Подобного рода небрежность не более необычна для автора, чем инструкции преданным поклонникам сжечь рукописи. Очень может быть, что, поскольку Рембо собирался продать свой чемодан, он просто пытался сэкономить на почтовых расходах («2 франка 75 сантимов», согласно подсчетам Верлена)[560].

Хотел ли он видеть свои стихи в печатном виде или нет, но он явно писал их как единое целое. Несмотря на разнообразие форм – видения, притчи, загадки, отдельные фразы, «сонет» в прозе и первые во французской литературе произведения, написанные свободным стихом[561], – «Озарения» носят узнаваемый стилистический отпечаток: почти полное отсутствие сравнений и аналогий. Каждый образ существует сам по себе. Ни один не подчиняется высшим авторитетам.

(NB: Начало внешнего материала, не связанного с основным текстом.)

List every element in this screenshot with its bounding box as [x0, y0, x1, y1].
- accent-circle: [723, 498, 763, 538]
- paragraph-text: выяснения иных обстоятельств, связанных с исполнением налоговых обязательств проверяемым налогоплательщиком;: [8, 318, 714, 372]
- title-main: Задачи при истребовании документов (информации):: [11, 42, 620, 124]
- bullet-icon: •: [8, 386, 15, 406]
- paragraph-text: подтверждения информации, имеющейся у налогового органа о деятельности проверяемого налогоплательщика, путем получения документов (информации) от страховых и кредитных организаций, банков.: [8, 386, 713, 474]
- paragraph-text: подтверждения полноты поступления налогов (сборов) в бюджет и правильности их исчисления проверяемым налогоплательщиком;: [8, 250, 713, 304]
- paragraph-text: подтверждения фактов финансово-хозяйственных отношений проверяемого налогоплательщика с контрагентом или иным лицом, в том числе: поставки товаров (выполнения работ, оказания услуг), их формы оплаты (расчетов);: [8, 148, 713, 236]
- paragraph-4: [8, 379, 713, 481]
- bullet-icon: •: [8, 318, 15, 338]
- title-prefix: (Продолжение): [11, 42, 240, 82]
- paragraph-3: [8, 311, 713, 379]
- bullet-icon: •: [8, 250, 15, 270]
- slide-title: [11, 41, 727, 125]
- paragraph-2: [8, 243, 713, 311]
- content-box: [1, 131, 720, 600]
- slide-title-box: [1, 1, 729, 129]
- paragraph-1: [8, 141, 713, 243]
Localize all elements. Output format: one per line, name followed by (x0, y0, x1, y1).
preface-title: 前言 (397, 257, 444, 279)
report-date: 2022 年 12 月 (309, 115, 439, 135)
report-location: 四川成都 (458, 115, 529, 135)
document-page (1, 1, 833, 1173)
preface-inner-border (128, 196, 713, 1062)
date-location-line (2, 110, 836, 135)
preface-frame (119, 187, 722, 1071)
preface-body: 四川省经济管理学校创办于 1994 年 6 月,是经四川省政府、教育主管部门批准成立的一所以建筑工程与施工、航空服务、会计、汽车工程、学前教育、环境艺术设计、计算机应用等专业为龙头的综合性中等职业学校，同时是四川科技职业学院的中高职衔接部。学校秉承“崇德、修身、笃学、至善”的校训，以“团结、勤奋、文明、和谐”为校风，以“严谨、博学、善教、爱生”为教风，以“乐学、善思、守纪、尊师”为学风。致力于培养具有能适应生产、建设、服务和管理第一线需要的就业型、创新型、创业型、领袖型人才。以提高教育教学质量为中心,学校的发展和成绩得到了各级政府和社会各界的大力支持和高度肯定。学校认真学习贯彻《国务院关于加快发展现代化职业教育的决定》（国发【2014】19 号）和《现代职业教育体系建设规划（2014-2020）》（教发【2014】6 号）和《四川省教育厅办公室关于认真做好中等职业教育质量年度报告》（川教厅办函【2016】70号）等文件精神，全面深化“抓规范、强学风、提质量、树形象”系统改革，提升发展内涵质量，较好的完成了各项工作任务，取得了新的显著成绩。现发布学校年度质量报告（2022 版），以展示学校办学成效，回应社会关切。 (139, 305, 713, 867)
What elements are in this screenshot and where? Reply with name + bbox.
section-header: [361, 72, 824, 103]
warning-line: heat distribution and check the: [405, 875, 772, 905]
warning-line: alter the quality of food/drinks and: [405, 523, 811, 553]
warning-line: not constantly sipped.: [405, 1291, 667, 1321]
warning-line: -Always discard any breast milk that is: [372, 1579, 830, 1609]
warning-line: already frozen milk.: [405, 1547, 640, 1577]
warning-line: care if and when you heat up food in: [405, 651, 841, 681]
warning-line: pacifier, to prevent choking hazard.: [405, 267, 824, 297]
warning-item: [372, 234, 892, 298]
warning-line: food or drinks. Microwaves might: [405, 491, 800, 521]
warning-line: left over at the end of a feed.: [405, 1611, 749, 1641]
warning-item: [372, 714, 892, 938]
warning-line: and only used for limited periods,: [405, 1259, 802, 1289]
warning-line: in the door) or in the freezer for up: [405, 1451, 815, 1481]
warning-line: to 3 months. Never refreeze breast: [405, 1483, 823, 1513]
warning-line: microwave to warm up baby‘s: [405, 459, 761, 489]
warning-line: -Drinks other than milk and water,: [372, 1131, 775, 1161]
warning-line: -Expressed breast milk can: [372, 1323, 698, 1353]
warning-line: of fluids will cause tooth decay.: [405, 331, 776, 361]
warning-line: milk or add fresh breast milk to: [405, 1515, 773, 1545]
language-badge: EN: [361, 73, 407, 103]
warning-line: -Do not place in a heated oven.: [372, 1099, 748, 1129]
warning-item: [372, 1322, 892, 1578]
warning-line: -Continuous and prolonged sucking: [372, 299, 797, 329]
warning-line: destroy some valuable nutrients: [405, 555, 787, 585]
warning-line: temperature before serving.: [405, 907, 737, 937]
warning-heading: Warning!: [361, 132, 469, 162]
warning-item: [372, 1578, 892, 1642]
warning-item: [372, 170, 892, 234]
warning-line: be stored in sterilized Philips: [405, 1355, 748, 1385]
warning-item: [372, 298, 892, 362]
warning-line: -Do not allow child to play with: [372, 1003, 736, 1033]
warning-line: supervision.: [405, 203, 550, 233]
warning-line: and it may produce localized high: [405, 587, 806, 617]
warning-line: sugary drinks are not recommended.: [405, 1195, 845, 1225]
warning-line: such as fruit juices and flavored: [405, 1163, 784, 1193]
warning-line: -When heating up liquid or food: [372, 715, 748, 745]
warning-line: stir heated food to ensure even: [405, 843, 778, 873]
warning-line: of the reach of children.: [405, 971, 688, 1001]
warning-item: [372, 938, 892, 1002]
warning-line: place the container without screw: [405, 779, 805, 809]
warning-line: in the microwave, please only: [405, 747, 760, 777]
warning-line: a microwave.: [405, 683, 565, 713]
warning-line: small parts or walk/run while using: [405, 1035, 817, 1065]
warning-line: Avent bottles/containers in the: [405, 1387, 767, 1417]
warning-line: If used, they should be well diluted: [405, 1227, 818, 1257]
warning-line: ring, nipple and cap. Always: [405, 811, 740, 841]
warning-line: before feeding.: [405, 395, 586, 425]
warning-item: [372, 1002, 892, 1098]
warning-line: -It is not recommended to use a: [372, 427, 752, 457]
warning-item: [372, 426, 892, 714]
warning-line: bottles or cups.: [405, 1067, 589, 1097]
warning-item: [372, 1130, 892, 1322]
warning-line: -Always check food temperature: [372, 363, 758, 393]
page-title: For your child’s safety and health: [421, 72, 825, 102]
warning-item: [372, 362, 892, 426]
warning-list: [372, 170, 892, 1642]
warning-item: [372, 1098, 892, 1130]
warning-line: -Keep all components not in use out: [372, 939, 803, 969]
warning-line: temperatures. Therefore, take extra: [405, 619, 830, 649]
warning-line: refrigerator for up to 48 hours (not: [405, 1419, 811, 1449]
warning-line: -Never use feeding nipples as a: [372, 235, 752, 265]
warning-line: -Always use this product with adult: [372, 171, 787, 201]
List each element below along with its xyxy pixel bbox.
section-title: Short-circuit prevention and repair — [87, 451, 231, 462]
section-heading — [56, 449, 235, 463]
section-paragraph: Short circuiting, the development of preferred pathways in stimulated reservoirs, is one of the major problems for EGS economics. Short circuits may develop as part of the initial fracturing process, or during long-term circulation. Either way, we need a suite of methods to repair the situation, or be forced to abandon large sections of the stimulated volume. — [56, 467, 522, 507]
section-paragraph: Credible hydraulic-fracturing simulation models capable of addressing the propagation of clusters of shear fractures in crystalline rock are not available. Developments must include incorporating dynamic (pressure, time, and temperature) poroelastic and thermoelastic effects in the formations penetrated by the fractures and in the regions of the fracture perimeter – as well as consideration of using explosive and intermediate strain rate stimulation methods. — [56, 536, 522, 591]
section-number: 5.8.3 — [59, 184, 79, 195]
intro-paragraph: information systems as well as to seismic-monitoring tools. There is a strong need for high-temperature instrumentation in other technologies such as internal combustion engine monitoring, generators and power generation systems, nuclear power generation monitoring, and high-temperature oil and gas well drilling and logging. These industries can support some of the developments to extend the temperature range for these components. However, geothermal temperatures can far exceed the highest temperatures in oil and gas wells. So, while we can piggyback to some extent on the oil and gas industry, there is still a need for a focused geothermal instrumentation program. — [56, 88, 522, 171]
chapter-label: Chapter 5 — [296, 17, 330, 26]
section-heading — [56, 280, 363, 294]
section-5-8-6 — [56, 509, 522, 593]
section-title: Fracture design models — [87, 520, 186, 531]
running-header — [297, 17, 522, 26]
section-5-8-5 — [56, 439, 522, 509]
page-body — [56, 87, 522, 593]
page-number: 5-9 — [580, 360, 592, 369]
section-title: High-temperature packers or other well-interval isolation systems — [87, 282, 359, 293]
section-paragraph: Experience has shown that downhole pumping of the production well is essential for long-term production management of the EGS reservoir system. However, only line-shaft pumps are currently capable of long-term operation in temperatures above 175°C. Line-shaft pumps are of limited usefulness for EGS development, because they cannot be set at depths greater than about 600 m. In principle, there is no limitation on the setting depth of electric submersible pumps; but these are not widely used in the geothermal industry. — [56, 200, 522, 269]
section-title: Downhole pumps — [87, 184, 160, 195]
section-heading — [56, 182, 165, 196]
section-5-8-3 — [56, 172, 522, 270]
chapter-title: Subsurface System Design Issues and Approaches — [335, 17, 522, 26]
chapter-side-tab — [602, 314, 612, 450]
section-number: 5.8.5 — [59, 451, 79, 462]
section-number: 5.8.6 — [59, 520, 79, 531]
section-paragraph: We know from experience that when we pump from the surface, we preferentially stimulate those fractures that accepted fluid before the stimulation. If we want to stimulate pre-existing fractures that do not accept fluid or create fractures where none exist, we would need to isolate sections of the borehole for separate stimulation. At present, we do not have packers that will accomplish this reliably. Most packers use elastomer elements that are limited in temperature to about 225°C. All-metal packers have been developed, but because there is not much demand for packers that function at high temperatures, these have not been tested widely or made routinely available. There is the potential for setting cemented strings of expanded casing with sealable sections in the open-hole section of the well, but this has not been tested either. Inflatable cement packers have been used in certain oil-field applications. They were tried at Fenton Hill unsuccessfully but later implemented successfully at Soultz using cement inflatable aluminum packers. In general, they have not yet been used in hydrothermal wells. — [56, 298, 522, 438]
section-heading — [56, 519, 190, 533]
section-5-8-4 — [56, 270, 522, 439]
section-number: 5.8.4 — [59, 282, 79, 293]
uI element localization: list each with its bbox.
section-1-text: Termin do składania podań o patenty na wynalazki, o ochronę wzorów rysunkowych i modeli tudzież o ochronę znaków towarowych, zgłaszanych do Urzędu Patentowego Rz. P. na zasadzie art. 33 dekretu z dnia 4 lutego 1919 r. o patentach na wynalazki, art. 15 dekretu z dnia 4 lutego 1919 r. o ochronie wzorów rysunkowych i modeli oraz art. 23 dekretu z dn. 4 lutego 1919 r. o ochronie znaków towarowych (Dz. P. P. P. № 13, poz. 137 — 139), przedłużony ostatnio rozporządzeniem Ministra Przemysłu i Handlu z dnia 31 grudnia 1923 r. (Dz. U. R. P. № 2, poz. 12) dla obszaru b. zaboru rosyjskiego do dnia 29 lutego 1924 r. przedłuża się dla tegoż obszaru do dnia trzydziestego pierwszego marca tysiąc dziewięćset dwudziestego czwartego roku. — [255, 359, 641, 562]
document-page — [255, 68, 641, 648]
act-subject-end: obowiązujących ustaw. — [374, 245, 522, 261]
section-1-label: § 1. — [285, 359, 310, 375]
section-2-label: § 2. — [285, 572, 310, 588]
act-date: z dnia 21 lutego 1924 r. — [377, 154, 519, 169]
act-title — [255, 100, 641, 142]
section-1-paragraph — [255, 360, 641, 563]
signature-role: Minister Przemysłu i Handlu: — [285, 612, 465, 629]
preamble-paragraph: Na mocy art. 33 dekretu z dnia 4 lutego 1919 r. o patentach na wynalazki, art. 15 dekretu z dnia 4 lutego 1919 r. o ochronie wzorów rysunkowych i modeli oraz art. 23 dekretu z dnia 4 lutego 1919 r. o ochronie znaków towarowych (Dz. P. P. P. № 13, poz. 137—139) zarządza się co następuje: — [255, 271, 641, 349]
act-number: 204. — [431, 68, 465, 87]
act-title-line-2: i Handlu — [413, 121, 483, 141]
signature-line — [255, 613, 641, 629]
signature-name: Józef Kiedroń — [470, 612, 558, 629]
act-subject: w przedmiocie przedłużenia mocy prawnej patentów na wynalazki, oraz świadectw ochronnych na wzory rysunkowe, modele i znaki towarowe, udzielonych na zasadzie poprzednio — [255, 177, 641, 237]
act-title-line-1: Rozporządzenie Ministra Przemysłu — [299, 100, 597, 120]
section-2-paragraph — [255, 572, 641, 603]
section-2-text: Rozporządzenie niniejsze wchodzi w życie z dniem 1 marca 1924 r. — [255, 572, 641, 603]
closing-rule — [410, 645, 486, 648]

Рембо, возможно, даже желал, чтобы его стихи были расположены в определенном порядке[562]. Фрагмент Apr?s le d?luge («После потопа»), который занимает первое место в оригинальном издании, образует идеальное продолжение богословской тоски «Одного лета в аду»:

«Как только угомонилась идея Потопа, заяц остановился среди травы и кивающих колокольчиков и помолился радуге сквозь паутину.

О драгоценные камни, которые прятались, цветы, которые уже открывали глаза!

На грязной улице появились прилавки, и потянулись лодки по направлению к морю, в вышине громоздящемуся, как на гравюре.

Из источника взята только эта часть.